Repito tu nombre de sonido abrasador,

tumulto de monedas de cobre,

y también de escocida tonalidad avellana

—aspirante a alcanzar la mansedumbre—

que habla por ti y por todos nosotros en nuestra más

[elevada industria.

Un día hiciste una elección: ser doliente

para que el mundo no te mereciera.

Como las comadrejas acechan los ojos de los ahorcados,

así aguardas tu inhumano turno

hecho de exceso de ceniza insensata y

conteniendo la respiración con todo el aire residual de

[tu infancia.

Aroma a glicinas en el viento del norte

cuando ya no hay leche caliente en los pechos de tu madre

ni hay celdas sin ventanas que den a mar alguno

II

Las ocho y carne

en el dialecto de tus dientes

mientras te afanas en tomarle el pulso

con inacabado gesto

a caducifolios y abetales.

Con miedo de otro tiempo y vagamente amenazada

por el fantasma del invierno… Me siento mercenaria del dolor,

malagusto, siempre… Cocino con esmero heridas de otros

tiempos en los que jamás estuve.

¿Y si, entre líneas,

y bajo la dramática luz de Caravaggio

queda entre nuestros nadies

un irreparable e hipotético vacío?

III

No sé qué he hecho

porque rara vez lo he hecho,

sólo sé que lo he hecho.

Una y otra vez, hecho está, sin quererlo.

Sin desearlo, avanza como algo hecho.

Si hecho está, lo haré de nuevo

lo haré hasta el final,

hasta el límite umbrío del tránsito eterno,

vacío,

límbico.

Por tanto, no sé qué es lo hecho pero se ha hecho

alguien, que no soy yo, lo hizo

alguien que soy yo, lo ejecutó premeditadamente.

Hecho.
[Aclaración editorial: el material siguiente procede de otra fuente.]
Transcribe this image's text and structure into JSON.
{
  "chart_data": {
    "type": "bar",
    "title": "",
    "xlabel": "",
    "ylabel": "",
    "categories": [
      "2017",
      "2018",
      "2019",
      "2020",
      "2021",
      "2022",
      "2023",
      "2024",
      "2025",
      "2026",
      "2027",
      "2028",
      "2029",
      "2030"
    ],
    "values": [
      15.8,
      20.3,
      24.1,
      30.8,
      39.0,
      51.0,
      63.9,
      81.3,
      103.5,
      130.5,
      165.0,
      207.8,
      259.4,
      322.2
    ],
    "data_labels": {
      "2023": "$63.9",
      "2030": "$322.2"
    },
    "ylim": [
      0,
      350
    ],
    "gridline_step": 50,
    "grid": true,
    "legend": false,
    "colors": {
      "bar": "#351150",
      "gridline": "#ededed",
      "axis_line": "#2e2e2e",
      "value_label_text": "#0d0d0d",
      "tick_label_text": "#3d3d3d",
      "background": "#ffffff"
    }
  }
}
Sin des-hecho posible.

Y si al final no lo he hecho… Juro que lo haré

IV

Notorio macho:

Ante el fondeadero de tu mirada dramática te devuelvo

[mi salvaje sumisión

entre el sudor y la emergencia

como regalo para ti, varón inconvocable,

que no haces pie ni entiendes nada,

ni siquiera escuchas el gran coro de las cosas.

Es una rareza tu falta de oficio en el mirar

pero

me consuelo de tu desatención,

como animal caliente,

con los físicos trabajos de las manos y el tiempo.
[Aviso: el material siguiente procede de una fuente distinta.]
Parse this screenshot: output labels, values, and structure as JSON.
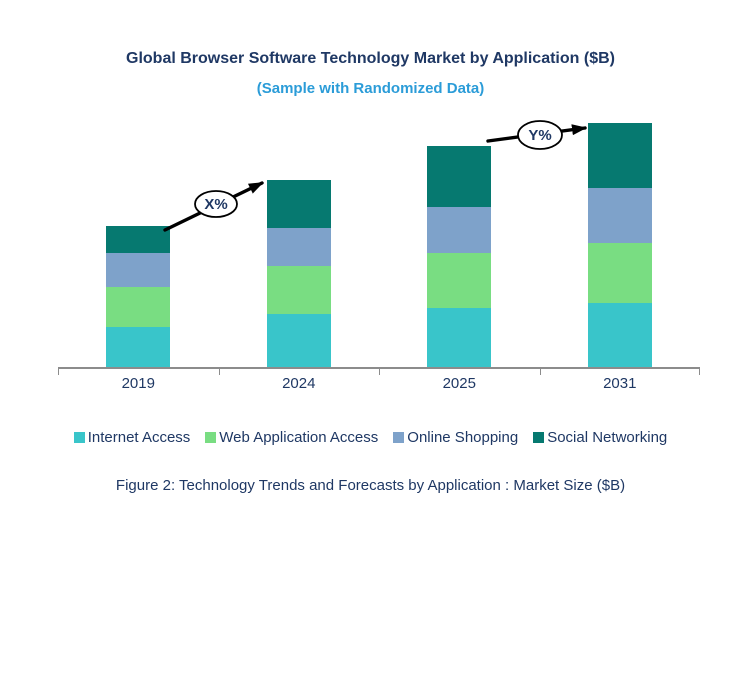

¿Sabes, acaso, que hay cuerpos que duelen?

Deudora de tu gusto arcaizante de saliva, pelo, cuerda

[y sable

me asilo de la costumbre de entregarte mi belleza

[inconveniente

con aquello que le resta al idioma:

Ipsismo.

…Ante el choque de trenes de tu cimarrón miembro

V

Bien sé que entre tú y yo no sucederá

esa obscena necesidad de meternos el uno dentro del otro

y hacernos daño a fuerza de abrazos

…Porque todo se quedará en un territorio mental.

Protesta mi imaginación y

mis miembros también protestan,

porque ya te he dicho que hay cuerpos que duelen.
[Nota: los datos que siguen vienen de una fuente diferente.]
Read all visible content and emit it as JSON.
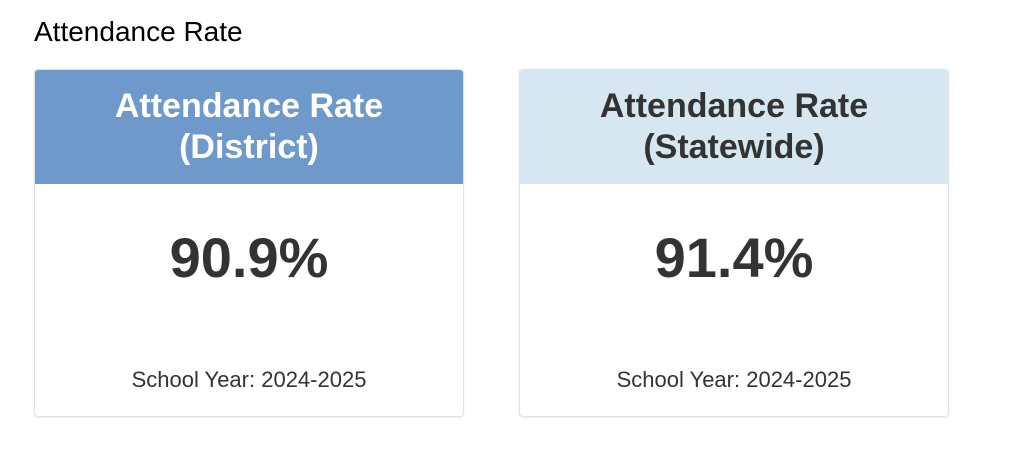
{
  "section": {
    "title": "Attendance Rate"
  },
  "cards": [
    {
      "header_line1": "Attendance Rate",
      "header_line2": "(District)",
      "value": "90.9%",
      "footer": "School Year: 2024-2025",
      "header_color": "#7099cb",
      "header_text_color": "#ffffff"
    },
    {
      "header_line1": "Attendance Rate",
      "header_line2": "(Statewide)",
      "value": "91.4%",
      "footer": "School Year: 2024-2025",
      "header_color": "#d6e7f2",
      "header_text_color": "#333333"
    }
  ]
}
Rebaso el crédito de mi turbación para preguntarte,

si lloverías dentro de mí

mas no obtengo respuesta,

como una nueva clase de nada, salida de tu apesadumbrada

[boca.

¿Eres cobarde, eres santo?

¿San Simón el estilita, eres?

¿…O para mí no eres con toda tu lumbre?

El silencio también es una geografía

aunque conduce a errores metalúrgicos

de inmoderado sufrimiento

y no ayuda a comprender por qué no te me quitas de las ganas.

Me sorprende necesitar tan pocas cosas

ante este alfabeto nuevo de la espera, las nieves,

la piedra de Bolonia

y las cartas que no llegan

pues murió el cartero en el intento de traerlas.

Tus miradas que adelgazan problemas

las palabras que se quedan en la carne de tu paladar.

Todo ello se perdió.

En las nieves.

Junto al zurrón del mensajero.

Mientras, yo, albacea de mi presunta inteligencia,

he tenido los músculos bien educados para la espera

[semanal

pero, sin duda, he sido ciega, guiada por la pasividad

[de otro ciego voluntario,

incapaz de redenominar el orden interno de la carne.

…El amor no es lo que pensamos, siempre es otra cosa.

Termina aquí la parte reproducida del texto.